- City of Sandy Oaks
- Sandy Oaks Location within Texas Sandy Oaks Location within the United States
- Coordinates: 29°10′53″N 98°24′27″W﻿ / ﻿29.18139°N 98.40750°W
- Country: United States
- State: Texas
- County: Bexar
- Incorporated: May 14, 2014

Government
- • Type: Type A General-Law Municipality

Area
- • Total: 2.39 sq mi (6.18 km^{2})
- • Land: 2.39 sq mi (6.18 km^{2})
- • Water: 0 sq mi (0.00 km^{2})
- Elevation: 623 ft (190 m)

Population (2020)
- • Total: 5,075
- • Density: 1,953.8/sq mi (754.36/km^{2})
- Time zone: UTC-6 (Central (CST))
- • Summer (DST): UTC-5 (CDT)
- ZIP code: 78112
- Area codes: 210, 726
- FIPS code: 48-65344
- GNIS feature ID: 2771705
- ANSI Code: 2771704
- Website: CityofSandyOaks.com

= Sandy Oaks, Texas =

Sandy Oaks is a city in Bexar County, Texas, United States. Its population was 5,075 as of the 2020 census. The community voted to incorporate in an election held on May 14, 2014. A total of 128 votes were cast in the election, 96 (75%) in favor of incorporation and 32 (25%) against.

==Geography==
Sandy Oaks is located along Interstate 37 at the intersection of Priest and Mathis roads in southeastern Bexar County. The city covers a total of 2.38 square miles, all land.

==Demographics==

Historical population
| Census | Pop. | Note | %± |
| 2020 | 5,075 |  | — |
U.S. Decennial Census

===2020 census===

As of the 2020 census, Sandy Oaks had a population of 5,075. The median age was 32.5 years. 30.9% of residents were under the age of 18 and 9.1% of residents were 65 years of age or older. For every 100 females there were 97.7 males, and for every 100 females age 18 and over there were 102.0 males age 18 and over.

The 2020 census reported that 0.0% of residents lived in urban areas, while 100.0% lived in rural areas.

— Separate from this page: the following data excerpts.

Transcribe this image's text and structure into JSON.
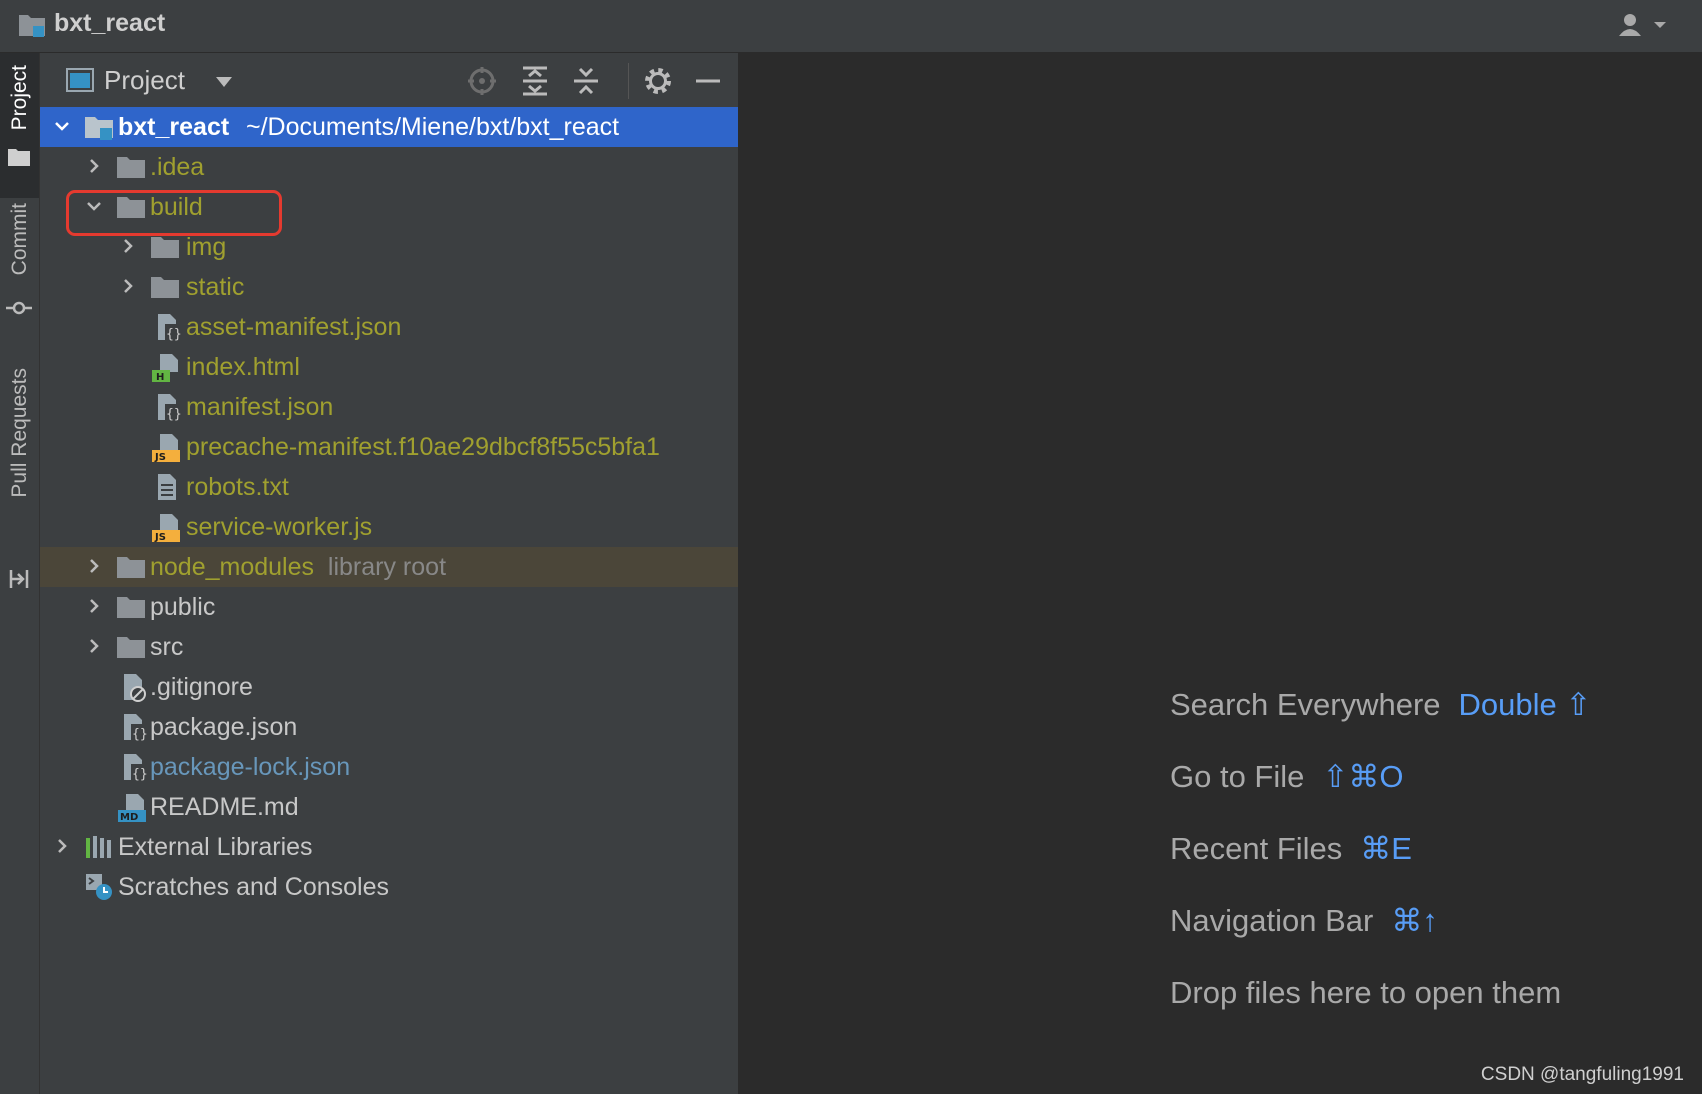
{
  "window": {
    "title": "bxt_react"
  },
  "tool_stripe": {
    "items": [
      {
        "label": "Project",
        "active": true
      },
      {
        "label": "Commit",
        "active": false
      },
      {
        "label": "Pull Requests",
        "active": false
      }
    ]
  },
  "project_panel": {
    "title": "Project",
    "toolbar_icons": [
      "locate-icon",
      "expand-all-icon",
      "collapse-all-icon",
      "gear-icon",
      "minimize-icon"
    ]
  },
  "tree": {
    "root": {
      "name": "bxt_react",
      "path": "~/Documents/Miene/bxt/bxt_react"
    },
    "items": [
      {
        "name": ".idea"
      },
      {
        "name": "build"
      },
      {
        "name": "img"
      },
      {
        "name": "static"
      },
      {
        "name": "asset-manifest.json"
      },
      {
        "name": "index.html"
      },
      {
        "name": "manifest.json"
      },
      {
        "name": "precache-manifest.f10ae29dbcf8f55c5bfa1"
      },
      {
        "name": "robots.txt"
      },
      {
        "name": "service-worker.js"
      },
      {
        "name": "node_modules",
        "note": "library root"
      },
      {
        "name": "public"
      },
      {
        "name": "src"
      },
      {
        "name": ".gitignore"
      },
      {
        "name": "package.json"
      },
      {
        "name": "package-lock.json"
      },
      {
        "name": "README.md"
      },
      {
        "name": "External Libraries"
      },
      {
        "name": "Scratches and Consoles"
      }
    ]
  },
  "editor_hints": [
    {
      "label": "Search Everywhere",
      "shortcut": "Double ⇧"
    },
    {
      "label": "Go to File",
      "shortcut": "⇧⌘O"
    },
    {
      "label": "Recent Files",
      "shortcut": "⌘E"
    },
    {
      "label": "Navigation Bar",
      "shortcut": "⌘↑"
    },
    {
      "label": "Drop files here to open them",
      "shortcut": ""
    }
  ],
  "watermark": "CSDN @tangfuling1991",
  "colors": {
    "selection": "#2f65ca",
    "excluded_olive": "#a0a02f",
    "modified_blue": "#6897bb",
    "shortcut_blue": "#589df6",
    "highlight_red": "#e53a2f"
  }
}
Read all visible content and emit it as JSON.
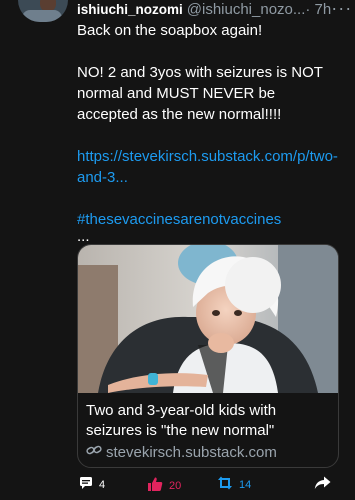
{
  "post": {
    "author_name": "ishiuchi_nozomi",
    "author_handle": "@ishiuchi_nozo...",
    "time": " · 7h",
    "more": "···",
    "line1": "Back on the soapbox again!",
    "line2": "NO! 2 and 3yos with seizures is NOT normal and MUST NEVER be accepted as the new normal!!!!",
    "link_text": "https://stevekirsch.substack.com/p/two-and-3...",
    "hashtag": "#thesevaccinesarenotvaccines",
    "ellipsis": "..."
  },
  "card": {
    "title": "Two and 3-year-old kids with seizures is \"the new normal\"",
    "domain": "stevekirsch.substack.com"
  },
  "actions": {
    "comments": "4",
    "likes": "20",
    "reposts": "14"
  },
  "colors": {
    "background": "#141414",
    "link": "#1d9bf0",
    "muted": "#8f9aa3",
    "like": "#e0245e",
    "repost": "#1d9bf0"
  }
}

There were 1,462 households in Sandy Oaks, of which 49.2% had children under the age of 18 living in them. Of all households, 56.0% were married-couple households, 17.3% were households with a male householder and no spouse or partner present, and 18.5% were households with a female householder and no spouse or partner present. About 15.2% of all households were made up of individuals and 5.2% had someone living alone who was 65 years of age or older.

There were 1,559 housing units, of which 6.2% were vacant. The homeowner vacancy rate was 2.0% and the rental vacancy rate was 5.3%.

Racial composition as of the 2020 census
| Race | Number | Percent |
|---|---|---|
| White | 2,371 | 46.7% |
| Black or African American | 85 | 1.7% |
| American Indian and Alaska Native | 101 | 2.0% |
| Asian | 19 | 0.4% |
| Native Hawaiian and Other Pacific Islander | 1 | 0.0% |
| Some other race | 1,288 | 25.4% |
| Two or more races | 1,210 | 23.8% |
| Hispanic or Latino (of any race) | 4,113 | 81.0% |

==Education==
The city of Sandy Oaks is served by the Southside Independent School District.